Every time I read a statistic about how much music is released for any given period I have more questions than I had before. 

For example, from a 2010 Billboard article: “In 2000, 35,516 albums were released. Seven years later, 79,695 albums (including 25,159 digital albums) were published”. I also have stats that the number of new releases was 98 thousand in 209 and 105 thousand in 2008.

80, 90, 100 thousand album released per year? Almost 2,000 albums released per week? Really? How much of this is rereleases, alternative versions, compilations etc. etc. How many actual new music is commercially released per year?

For a more recent statistic we were informed that “close to 40,000” tracks are now being uploaded to the Spotify platform daily. Of course the number is huge, as the barriers of entry are so low, but this also does not look like a meaningful statistic. 

It is more relevant to know that the universe of songs that have been streamed at least once during the year increased from 33.2 million in 2017 to 36.3 million in 2018. That’s a 3.1 million increase in songs per year. In the previous year the increase was of 4.9 million. These two numbers give an average of 4 million new songs per year: that’s still 11,000 songs per day, but much less than 40,000.
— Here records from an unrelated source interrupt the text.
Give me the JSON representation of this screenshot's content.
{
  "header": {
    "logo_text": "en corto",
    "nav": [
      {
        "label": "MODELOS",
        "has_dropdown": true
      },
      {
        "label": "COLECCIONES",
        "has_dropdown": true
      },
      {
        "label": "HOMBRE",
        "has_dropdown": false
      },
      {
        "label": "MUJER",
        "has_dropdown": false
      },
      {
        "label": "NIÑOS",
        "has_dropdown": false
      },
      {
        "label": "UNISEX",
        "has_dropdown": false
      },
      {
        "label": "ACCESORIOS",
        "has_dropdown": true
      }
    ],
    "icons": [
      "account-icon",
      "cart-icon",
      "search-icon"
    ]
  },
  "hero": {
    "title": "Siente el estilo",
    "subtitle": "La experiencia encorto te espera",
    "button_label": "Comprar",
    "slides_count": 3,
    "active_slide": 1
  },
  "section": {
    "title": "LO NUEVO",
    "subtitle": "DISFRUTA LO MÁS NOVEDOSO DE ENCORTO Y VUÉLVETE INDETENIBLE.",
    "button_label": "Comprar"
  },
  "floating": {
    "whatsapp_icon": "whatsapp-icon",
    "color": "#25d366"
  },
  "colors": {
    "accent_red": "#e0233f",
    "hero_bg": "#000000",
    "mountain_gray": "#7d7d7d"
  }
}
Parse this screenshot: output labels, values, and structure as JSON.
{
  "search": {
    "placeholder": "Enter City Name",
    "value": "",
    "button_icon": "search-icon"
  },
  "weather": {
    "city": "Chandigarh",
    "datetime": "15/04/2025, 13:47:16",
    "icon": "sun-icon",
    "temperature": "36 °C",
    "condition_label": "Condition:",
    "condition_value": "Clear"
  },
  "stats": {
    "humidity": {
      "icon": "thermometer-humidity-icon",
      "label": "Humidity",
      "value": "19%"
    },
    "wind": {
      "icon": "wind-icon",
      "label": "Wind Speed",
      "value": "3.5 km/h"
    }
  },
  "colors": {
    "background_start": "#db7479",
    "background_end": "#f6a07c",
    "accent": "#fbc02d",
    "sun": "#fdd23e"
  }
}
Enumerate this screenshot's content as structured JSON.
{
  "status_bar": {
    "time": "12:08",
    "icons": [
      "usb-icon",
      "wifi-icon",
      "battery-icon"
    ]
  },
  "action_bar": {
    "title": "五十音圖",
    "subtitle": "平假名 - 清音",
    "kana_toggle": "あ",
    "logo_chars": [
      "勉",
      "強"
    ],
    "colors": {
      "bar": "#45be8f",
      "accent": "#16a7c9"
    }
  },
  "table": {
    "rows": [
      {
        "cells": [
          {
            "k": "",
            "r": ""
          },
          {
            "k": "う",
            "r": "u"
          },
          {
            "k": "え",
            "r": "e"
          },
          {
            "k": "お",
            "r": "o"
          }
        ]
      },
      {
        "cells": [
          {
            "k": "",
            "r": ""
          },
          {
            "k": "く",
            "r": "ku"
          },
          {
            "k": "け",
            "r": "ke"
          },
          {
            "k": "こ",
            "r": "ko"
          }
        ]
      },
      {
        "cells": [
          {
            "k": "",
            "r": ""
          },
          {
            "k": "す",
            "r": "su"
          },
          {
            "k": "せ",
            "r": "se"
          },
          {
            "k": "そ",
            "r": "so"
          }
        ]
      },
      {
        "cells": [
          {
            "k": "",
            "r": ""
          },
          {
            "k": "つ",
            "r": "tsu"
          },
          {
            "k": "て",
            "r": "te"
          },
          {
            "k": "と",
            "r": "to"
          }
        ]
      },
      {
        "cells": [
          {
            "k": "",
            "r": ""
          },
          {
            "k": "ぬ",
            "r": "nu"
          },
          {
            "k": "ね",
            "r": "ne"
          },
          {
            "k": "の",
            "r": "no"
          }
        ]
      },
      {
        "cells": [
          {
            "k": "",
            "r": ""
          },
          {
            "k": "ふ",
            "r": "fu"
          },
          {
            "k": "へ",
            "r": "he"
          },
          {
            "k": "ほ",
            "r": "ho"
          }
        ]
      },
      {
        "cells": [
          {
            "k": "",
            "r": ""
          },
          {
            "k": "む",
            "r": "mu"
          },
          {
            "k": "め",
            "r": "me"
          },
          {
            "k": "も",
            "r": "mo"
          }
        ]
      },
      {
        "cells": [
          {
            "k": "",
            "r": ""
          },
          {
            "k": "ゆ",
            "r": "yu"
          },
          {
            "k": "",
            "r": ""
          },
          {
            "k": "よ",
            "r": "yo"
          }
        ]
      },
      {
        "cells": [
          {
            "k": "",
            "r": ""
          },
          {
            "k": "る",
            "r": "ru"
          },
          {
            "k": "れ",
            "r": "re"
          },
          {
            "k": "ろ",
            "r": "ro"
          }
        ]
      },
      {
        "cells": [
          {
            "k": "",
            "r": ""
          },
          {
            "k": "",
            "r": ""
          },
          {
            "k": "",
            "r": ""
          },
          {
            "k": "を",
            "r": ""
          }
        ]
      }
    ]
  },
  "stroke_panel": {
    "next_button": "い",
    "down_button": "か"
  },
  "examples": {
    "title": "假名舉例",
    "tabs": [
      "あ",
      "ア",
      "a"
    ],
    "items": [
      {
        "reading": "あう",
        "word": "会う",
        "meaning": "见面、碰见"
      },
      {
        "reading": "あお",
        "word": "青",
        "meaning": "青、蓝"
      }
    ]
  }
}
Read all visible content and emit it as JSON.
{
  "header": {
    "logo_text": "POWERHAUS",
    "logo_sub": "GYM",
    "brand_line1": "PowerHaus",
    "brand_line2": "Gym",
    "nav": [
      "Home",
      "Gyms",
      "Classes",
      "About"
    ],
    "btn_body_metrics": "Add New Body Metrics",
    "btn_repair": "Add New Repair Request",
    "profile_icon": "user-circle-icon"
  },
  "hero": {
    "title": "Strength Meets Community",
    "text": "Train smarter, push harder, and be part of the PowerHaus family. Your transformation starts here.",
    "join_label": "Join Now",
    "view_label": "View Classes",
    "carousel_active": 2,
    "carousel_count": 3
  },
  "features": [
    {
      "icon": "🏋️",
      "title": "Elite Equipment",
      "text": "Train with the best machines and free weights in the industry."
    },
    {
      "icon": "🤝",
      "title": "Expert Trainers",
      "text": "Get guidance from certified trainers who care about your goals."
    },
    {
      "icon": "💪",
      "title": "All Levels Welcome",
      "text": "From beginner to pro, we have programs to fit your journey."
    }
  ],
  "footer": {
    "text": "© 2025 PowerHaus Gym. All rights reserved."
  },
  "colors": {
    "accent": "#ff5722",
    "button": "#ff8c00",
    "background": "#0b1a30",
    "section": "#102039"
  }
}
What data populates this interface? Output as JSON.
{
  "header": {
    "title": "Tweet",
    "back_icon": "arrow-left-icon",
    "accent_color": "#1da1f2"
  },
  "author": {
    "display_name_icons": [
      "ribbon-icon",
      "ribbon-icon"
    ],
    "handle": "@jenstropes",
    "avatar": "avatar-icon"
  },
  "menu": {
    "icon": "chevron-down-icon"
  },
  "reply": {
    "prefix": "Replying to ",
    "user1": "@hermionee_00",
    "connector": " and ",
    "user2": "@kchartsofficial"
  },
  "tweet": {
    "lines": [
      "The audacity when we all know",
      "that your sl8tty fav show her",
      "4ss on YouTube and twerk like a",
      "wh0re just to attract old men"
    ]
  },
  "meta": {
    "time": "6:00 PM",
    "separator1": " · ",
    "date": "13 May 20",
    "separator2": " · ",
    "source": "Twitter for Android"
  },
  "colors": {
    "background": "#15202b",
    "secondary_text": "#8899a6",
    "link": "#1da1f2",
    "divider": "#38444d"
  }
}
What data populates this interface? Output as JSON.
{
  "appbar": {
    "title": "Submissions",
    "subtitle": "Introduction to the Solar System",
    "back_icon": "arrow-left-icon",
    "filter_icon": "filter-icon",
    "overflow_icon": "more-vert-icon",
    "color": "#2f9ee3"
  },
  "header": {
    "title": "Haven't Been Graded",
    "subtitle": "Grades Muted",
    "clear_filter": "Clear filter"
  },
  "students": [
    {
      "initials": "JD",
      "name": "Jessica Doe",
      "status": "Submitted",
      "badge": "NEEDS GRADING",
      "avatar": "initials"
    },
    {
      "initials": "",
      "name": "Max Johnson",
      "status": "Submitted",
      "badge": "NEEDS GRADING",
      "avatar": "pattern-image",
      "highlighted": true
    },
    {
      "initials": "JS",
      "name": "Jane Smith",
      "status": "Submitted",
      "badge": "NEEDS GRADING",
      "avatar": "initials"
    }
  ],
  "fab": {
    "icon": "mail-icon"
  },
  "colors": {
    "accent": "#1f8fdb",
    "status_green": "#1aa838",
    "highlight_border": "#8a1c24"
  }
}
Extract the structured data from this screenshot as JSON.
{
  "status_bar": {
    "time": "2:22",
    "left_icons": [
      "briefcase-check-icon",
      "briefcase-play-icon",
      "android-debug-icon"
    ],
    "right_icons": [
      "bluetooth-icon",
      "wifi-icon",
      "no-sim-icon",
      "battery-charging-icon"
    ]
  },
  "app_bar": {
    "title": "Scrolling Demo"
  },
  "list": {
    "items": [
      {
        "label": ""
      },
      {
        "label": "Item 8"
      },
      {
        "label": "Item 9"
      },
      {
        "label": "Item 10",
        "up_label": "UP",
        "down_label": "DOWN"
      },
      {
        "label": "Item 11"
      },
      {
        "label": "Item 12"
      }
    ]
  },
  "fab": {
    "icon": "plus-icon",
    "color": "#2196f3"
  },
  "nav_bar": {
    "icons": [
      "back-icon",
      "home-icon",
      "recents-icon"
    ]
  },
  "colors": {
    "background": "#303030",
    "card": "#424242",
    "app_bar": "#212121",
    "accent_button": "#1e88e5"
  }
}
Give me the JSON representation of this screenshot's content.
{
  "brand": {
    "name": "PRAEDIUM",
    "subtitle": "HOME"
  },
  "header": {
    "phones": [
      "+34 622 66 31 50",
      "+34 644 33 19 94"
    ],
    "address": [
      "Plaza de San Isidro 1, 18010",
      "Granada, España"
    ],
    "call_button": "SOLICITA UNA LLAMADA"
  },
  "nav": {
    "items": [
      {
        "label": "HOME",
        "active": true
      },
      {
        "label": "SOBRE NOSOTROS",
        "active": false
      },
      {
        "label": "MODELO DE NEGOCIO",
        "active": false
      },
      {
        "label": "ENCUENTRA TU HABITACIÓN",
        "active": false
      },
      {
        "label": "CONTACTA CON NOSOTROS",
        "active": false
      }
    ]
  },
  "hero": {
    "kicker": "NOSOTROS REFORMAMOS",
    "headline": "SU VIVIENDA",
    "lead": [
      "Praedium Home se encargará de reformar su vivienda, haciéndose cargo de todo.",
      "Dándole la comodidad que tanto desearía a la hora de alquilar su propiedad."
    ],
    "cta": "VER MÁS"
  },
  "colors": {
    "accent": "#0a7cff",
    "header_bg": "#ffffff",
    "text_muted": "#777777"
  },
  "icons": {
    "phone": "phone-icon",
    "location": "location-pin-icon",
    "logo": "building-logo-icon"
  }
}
For a more granular look, let’s dig a bit into the Discogs database. I don’t know if it the most complete database, but it is quite comprehensive and easy to explore. Besides, being mentioned in Discogs serves a base level of relevance for any given record.

The total database has 12.7 million “releases” of all kinds, places of origin, formats and periods. A lot of releases are a repetition of the exactly same material. Searching for “Earthling David Bowie” yields 138 releases, some 70 of which are the same 1997 album we have in mind. The solution is look for what Discogs call “Masters”, where all this double counting is eliminated and there is one Earthling album to consider in our statistics. 

So, instead of the 12.7 million releases, let’s turn our focus toward the 1.8 million “Masters” available. Of these, 504 thousand were released in the US.

Let’s use the year 2000 for more focus. It is a good year because it is peak CD era and we can worry less about cassetes, LPs, downloads etc. 

In the 2000 Decade Discogs has 74,896 masters for the US. The year 2000 lists 8049 masters.. That’s 77% less than “35,516” albums as reported by Billboard. Narrowing down to releases labeled “CD” narrow it down to 4.785 releases. (The “Album” format list 3,207 releases.)

Other formats like singles, “Promo”, maxi-single, HDCD etc. are not that critical for this analysis.

So perhaps it is fairer to say that 5.000 relevant “records” were released in the year 2000. That still a 100 a week.

By the way, this is funny: there were some 10 MP3 releases in 2000!